OpenHands AI coding agent seamlessly integrates with Shakudo's operating system architecture, enabling instant deployment and automatic configuration with your existing development tools and data sources. The native integration eliminates complex setup processes and infrastructure management overhead typically associated with AI coding assistants.
Running OpenHands through Shakudo means your AI coding assistant can securely access all your organization's development resources and collaborate across teams while maintaining enterprise-grade security and compliance - all managed through a single unified control plane.
Shakudo's expert-guided implementation ensures OpenHands delivers immediate value, reducing deployment time from months to weeks while providing flexibility to evolve your AI toolchain as technology advances.
OpenHands is most compelling when applied to engineering workflows that are high-volume, repetitive, and execution-heavy. These are the workflows where teams know what needs to happen, but the manual effort required to do it consistently is too high.
A data engineering team maintains a large set of Airflow DAGs that run daily ETL and analytics pipelines. When a pipeline fails, engineers must manually review logs, identify the root cause, implement a fix, validate the change, and move it through review. Many failures follow familiar patterns, such as missing upstream data, API timeouts, schema mismatches, or brittle retry logic.
Pipeline failures create operational pressure because downstream dependencies may be blocked until the upstream issue is resolved. On-call engineers are pulled away from feature work to investigate routine incidents. Similar bugs may recur across DAGs because fixes are applied locally rather than systematically. Log analysis is especially time-consuming when the engineer on call is not familiar with the pipeline.
OpenHands can be configured to assist with the full bug triage loop. When a DAG fails, the agent can inspect the failure logs, identify likely root causes, search for similar past fixes, modify the DAG or supporting code, add a regression test, and prepare a pull request with an explanation of the issue and the fix.
The agent does not replace human review. Instead, it compresses the time between failure detection and reviewable remediation. Engineers receive a proposed fix with context, tests, and reasoning rather than starting from a blank investigation.
For common failure classes, teams can reduce mean time to resolution from hours to minutes. On-call interruptions decrease because the first-pass investigation and patch preparation are automated. Fixes become more durable because OpenHands can add tests and documentation as part of the remediation workflow.
On Shakudo, OpenHands can work near the systems involved in the failure. It can inspect Airflow DAGs, access Git repositories, trigger CI/CD validation, and support review through the customer’s standard development workflow. Engineers can monitor and supervise more complex incidents from the same platform environment they use for notebooks, pipelines, and observability.
An organization has many services built on an outdated framework, such as an older Flask version, and needs to migrate them to a modern framework such as FastAPI. Migrating one service manually may take weeks. Migrating dozens of services can become a multi-year initiative if handled only through normal sprint capacity.
Each service has different routes, dependencies, middleware, tests, and deployment patterns. A successful migration requires understanding the existing behavior, translating it into the new framework, updating tests, preserving API compatibility, and validating that the service still works. Engineering teams often postpone this work because it is too large to prioritize alongside product delivery.
OpenHands can help turn the migration into a coordinated execution program. A planning agent can analyze the service portfolio and produce a migration order based on complexity and dependencies.
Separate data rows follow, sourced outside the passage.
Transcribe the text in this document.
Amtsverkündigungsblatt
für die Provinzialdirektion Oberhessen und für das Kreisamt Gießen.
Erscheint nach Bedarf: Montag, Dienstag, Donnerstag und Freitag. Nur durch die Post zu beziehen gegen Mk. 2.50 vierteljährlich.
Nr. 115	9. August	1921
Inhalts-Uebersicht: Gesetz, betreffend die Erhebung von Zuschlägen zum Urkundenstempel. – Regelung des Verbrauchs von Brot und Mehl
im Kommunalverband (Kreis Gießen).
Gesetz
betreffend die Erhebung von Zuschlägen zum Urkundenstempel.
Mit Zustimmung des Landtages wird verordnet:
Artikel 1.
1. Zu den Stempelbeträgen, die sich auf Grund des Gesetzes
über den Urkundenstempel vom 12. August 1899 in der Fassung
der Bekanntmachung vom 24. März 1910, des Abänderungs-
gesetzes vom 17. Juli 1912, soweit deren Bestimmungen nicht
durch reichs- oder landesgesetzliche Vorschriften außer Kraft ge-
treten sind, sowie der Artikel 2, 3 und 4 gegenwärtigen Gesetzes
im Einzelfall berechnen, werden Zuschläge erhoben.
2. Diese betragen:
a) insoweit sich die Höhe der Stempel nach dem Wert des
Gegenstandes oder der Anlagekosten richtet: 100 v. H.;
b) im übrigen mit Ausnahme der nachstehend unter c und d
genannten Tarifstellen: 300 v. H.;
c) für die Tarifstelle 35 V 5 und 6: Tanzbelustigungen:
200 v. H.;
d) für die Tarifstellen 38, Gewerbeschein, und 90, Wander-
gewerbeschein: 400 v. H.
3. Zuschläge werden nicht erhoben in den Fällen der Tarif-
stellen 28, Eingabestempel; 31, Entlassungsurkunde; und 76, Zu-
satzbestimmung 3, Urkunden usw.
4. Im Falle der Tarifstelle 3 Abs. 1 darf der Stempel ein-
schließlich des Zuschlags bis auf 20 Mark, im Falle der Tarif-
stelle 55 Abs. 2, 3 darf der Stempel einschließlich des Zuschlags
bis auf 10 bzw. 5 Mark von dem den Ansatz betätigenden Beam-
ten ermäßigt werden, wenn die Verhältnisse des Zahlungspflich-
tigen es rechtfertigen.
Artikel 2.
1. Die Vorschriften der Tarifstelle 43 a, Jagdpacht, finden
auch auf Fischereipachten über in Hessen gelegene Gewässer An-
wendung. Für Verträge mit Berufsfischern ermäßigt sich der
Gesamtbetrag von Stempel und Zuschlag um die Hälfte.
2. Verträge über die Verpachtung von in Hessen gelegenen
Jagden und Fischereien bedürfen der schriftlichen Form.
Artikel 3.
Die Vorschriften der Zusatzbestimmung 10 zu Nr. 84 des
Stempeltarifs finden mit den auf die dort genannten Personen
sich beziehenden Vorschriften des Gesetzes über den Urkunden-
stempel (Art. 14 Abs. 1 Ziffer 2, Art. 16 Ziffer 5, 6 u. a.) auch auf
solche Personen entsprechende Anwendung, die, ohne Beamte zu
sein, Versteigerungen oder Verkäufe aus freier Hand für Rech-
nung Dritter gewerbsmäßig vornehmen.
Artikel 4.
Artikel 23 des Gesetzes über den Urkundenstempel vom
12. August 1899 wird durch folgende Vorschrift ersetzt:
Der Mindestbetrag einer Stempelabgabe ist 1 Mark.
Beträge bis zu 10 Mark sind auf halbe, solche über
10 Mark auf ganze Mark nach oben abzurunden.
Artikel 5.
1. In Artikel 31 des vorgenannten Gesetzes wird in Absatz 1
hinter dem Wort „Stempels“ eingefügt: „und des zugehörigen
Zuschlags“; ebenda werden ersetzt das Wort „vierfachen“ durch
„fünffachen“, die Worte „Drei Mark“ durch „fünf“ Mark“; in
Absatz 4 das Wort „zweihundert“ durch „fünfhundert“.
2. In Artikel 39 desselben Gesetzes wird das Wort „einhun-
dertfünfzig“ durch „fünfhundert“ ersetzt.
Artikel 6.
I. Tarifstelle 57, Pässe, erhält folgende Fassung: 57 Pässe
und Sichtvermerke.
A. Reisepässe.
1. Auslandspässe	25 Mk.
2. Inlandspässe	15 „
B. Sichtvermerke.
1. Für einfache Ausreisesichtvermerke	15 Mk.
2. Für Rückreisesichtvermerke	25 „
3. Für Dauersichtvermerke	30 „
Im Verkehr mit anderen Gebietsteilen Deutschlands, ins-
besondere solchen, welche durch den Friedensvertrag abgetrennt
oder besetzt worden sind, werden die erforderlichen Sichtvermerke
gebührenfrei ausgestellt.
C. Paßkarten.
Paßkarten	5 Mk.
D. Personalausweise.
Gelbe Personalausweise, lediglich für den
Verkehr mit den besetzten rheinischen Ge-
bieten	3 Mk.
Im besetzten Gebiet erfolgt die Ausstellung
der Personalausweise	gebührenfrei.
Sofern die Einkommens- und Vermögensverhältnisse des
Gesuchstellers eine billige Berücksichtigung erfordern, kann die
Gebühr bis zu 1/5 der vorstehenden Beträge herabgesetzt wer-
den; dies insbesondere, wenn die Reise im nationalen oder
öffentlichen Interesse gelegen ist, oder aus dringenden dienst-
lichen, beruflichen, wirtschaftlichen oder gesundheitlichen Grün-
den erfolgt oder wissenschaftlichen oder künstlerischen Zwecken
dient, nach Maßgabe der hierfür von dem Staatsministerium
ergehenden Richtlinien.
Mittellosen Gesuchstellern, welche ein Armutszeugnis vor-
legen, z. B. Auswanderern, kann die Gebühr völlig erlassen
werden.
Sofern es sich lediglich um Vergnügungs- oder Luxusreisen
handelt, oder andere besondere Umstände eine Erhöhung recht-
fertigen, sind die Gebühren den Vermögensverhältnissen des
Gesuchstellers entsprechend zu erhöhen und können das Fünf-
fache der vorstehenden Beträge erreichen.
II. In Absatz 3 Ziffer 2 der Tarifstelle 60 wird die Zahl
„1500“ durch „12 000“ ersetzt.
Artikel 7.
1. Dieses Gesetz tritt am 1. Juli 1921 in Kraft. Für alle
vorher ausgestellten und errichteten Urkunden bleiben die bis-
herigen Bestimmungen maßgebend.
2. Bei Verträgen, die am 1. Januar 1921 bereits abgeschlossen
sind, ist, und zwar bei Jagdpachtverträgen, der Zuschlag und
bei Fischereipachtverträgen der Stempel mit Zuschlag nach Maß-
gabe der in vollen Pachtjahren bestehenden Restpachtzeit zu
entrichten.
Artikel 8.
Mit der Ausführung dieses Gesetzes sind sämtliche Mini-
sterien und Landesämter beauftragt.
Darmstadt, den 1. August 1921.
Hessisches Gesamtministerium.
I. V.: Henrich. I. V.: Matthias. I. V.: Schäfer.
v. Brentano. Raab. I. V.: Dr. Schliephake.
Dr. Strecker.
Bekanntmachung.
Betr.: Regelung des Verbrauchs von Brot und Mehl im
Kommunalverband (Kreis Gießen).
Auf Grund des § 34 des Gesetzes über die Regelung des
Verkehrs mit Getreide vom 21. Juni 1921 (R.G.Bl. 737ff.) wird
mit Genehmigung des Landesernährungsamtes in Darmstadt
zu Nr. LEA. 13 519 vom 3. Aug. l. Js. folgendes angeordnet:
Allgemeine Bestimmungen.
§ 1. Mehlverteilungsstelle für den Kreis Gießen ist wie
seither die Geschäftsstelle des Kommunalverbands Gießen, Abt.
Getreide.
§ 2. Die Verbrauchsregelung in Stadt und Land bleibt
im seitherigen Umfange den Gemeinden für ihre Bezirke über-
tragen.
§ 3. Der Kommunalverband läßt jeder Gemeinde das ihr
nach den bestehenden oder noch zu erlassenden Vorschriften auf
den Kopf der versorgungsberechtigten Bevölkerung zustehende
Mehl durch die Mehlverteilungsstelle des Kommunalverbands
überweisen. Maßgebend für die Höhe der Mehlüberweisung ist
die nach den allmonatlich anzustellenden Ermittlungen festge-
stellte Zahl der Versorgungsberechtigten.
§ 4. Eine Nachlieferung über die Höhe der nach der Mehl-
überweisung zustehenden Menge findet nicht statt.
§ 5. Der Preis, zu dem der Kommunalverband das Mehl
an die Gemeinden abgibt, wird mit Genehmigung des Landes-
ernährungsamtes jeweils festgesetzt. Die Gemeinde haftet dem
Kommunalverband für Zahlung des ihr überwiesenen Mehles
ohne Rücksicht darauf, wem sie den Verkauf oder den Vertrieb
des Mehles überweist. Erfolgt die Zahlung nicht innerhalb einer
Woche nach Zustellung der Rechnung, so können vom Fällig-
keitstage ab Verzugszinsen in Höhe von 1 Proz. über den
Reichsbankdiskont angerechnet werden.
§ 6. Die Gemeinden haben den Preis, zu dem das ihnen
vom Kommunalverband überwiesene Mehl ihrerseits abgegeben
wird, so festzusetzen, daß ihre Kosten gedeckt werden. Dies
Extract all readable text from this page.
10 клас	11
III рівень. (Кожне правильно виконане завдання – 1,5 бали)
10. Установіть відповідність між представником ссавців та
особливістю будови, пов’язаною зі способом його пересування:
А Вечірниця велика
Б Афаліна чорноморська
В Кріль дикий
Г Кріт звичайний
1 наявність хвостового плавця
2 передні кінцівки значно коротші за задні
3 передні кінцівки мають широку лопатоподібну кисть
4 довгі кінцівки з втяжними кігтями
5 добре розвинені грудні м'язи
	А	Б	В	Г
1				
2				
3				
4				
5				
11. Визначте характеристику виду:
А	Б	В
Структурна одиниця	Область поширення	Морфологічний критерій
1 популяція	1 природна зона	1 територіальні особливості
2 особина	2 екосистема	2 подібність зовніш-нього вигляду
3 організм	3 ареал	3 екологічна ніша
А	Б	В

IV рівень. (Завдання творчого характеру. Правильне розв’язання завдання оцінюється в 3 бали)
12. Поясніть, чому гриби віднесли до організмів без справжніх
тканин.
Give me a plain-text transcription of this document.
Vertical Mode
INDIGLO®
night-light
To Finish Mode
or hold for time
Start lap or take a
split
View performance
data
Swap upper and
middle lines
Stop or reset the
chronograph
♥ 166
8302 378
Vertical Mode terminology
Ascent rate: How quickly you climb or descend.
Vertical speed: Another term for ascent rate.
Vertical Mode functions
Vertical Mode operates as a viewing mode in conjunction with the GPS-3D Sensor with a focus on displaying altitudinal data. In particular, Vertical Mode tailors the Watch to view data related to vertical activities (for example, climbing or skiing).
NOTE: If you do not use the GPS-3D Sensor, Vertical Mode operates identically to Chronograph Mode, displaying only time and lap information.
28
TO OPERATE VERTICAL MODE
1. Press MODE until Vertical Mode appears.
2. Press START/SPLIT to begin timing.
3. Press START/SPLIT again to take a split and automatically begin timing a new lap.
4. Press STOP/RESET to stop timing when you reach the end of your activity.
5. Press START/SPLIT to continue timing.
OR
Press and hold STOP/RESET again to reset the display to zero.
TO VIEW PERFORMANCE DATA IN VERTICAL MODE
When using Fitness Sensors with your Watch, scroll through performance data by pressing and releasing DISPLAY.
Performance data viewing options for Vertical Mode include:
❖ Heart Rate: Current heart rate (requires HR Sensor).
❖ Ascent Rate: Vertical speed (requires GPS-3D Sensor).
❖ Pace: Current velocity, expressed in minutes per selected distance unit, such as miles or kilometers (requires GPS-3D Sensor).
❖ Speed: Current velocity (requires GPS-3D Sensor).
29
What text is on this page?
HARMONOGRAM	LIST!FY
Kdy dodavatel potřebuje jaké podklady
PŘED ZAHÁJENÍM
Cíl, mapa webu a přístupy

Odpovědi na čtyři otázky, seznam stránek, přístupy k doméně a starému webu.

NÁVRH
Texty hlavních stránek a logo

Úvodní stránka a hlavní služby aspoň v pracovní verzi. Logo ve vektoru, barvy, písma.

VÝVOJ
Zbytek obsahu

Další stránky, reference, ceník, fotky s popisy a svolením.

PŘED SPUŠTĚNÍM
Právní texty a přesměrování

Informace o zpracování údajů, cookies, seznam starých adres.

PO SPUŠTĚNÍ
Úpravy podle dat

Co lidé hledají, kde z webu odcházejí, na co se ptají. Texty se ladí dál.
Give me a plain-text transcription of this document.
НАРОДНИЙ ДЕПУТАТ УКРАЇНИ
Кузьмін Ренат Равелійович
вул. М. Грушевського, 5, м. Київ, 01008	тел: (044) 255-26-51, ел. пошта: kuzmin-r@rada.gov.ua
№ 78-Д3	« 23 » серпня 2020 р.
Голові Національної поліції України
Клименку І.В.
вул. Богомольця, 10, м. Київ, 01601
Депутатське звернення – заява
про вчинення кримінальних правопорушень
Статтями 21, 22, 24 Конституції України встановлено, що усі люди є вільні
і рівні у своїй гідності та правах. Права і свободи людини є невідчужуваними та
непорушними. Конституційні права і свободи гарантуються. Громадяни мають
Code-focused agents can then migrate individual services, update route definitions, introduce modern request and response models, preserve business logic, and adapt tests. A validation loop can run service-specific test suites and flag edge cases for human review.
This approach does not remove the need for engineering oversight, but it changes the economics of modernization. Human engineers supervise, review, and handle high-risk design decisions while agents perform much of the repetitive translation and validation work.
A migration that might otherwise take years of part-time engineering effort can be compressed into a much shorter, supervised execution window. Teams gain consistent migration patterns, improved test coverage, and faster access to modern framework capabilities.
OpenHands can run parallel migration agents on Shakudo compute resources, access Shakudo-hosted Git repositories, validate changes through CI/CD, and surface progress through platform monitoring. Production rollout remains governed by the organization’s deployment process.
An engineering team produces dozens of pull requests each week. Senior engineers become a bottleneck because they must review style, security, performance, testing, and architectural concerns across a growing volume of changes.
Manual review is slow and inconsistent. Automated linters catch syntax and formatting issues, but they often miss architectural concerns, missing tests, unsafe patterns, or performance risks. Junior developers may wait days for feedback, slowing velocity and learning.
OpenHands can provide an automated first-pass review on pull requests. It can inspect changed files, identify style or best-practice violations, detect missing tests, flag security concerns, and suggest improvements. For straightforward changes, it can help reduce review friction. For complex changes, it can route attention to the issues that require senior engineering judgment.

Pull request review cycles become faster and more consistent. Senior engineers spend less time on repetitive feedback and more time on design, architecture, and high-risk decisions. Junior engineers receive faster feedback and improve more quickly.
OpenHands can integrate with Shakudo-connected Git systems and CI/CD checks. Review findings can be aligned with security scans, test results, and platform quality gates before merge.